Facebook (FB) has come a long way since it was launched in 2004 by Mark Zukerberg. It is one of the most popular social networking sites around, boasting more than 500 million active users and increasing daily.
Its growth has been met with a lot of criticism on a range of issues, especially the privacy of users, child safety, data mining etc. A large number of tech blogs have emerged recently, criticizing the recent changes made to the privacy policy. Some blogs have urged people to remove or delete their FB accounts altogether.
The issues of concern vary from bugs which expose private chats of users to privacy policies adopted by the company. Around mid march, an article was posted on zdnet (http://www.zdnet.com/blog/btl/facebook-breach-user-phone-numbers-exposed-but-whos-to-blame/35015?tag=mantle_skin;content) mentioning that user phone numbers have been exposed.
If you’ve ever typed your phone number on a Facebook wall, maybe as part of a small group or just to tell a friend to call you, it could be out there for anyone on the Web – even non-Facebook members – to see, depending on the privacy settings in place for that wall.

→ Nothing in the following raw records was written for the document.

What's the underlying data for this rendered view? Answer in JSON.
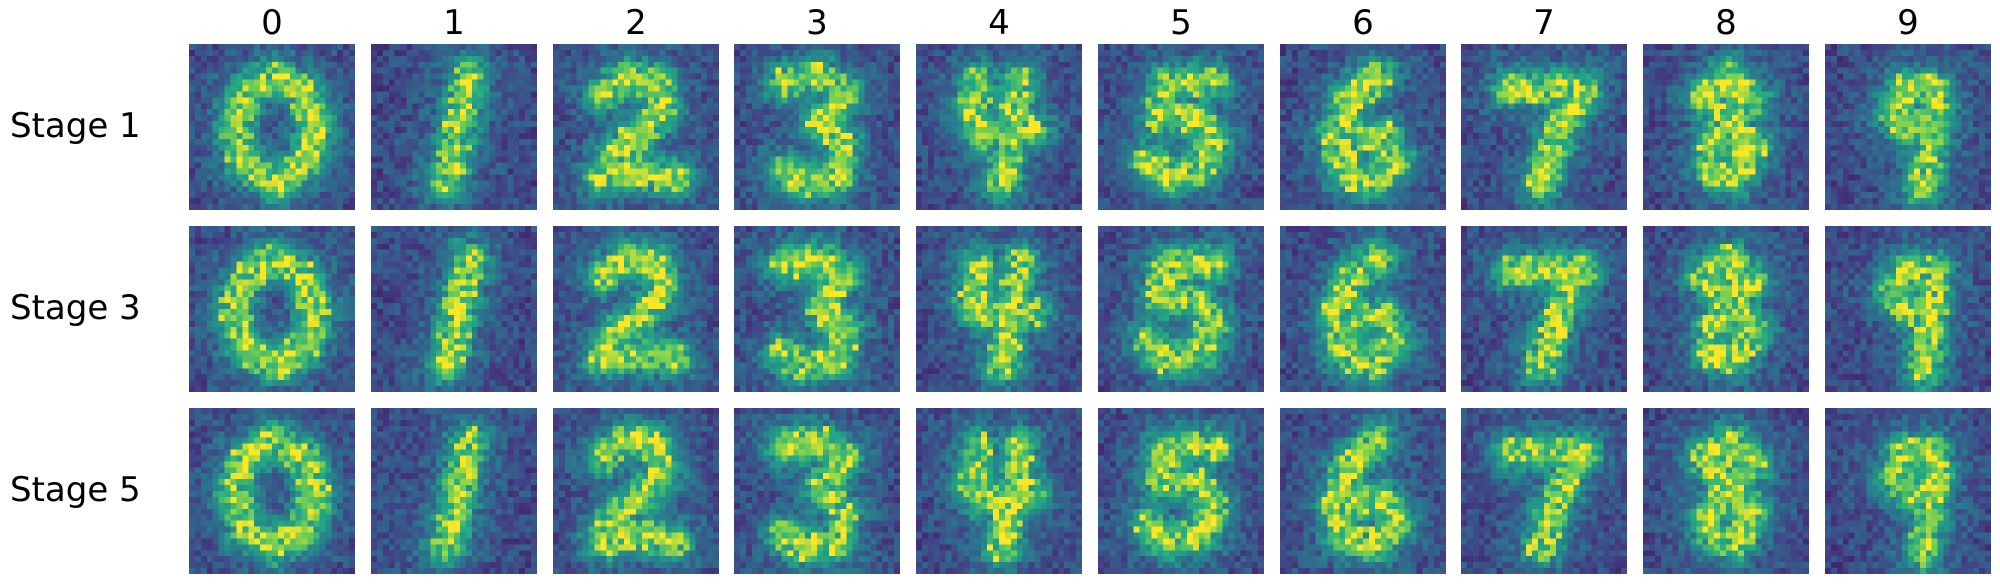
{
  "figure": {
    "column_labels": [
      "0",
      "1",
      "2",
      "3",
      "4",
      "5",
      "6",
      "7",
      "8",
      "9"
    ],
    "row_labels": [
      "Stage 1",
      "Stage 3",
      "Stage 5"
    ],
    "colormap": "viridis",
    "colors": {
      "background_low": "#440154",
      "background_mid": "#3b528b",
      "mid": "#21918c",
      "high": "#5ec962",
      "peak": "#fde725"
    }
  }
}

That’s where Facebook’s share of the blame comes in. FB has once again compromised user’s privacy settings by not only making the process more complex but by making it an opt-out process, instead of opt-in. Users may not necessarily be aware that their wall page is set for everyone – the entire Internet – to see. So when they announce to their friends that they’ve lost their phone on a FB wall and friends reply by posting their phone numbers… well, you end up on Evil.com.
People who like to maintain a certain degree of privacy should be prepared to spend considerable time going through the many options available in the settings pages. Even after the major overhaul of the site’s privacy settings, many argued that the new settings intended to share more of the user’s data with everybody and was heavily criticized by the Canadian government and a Norwegian consumer protection agency.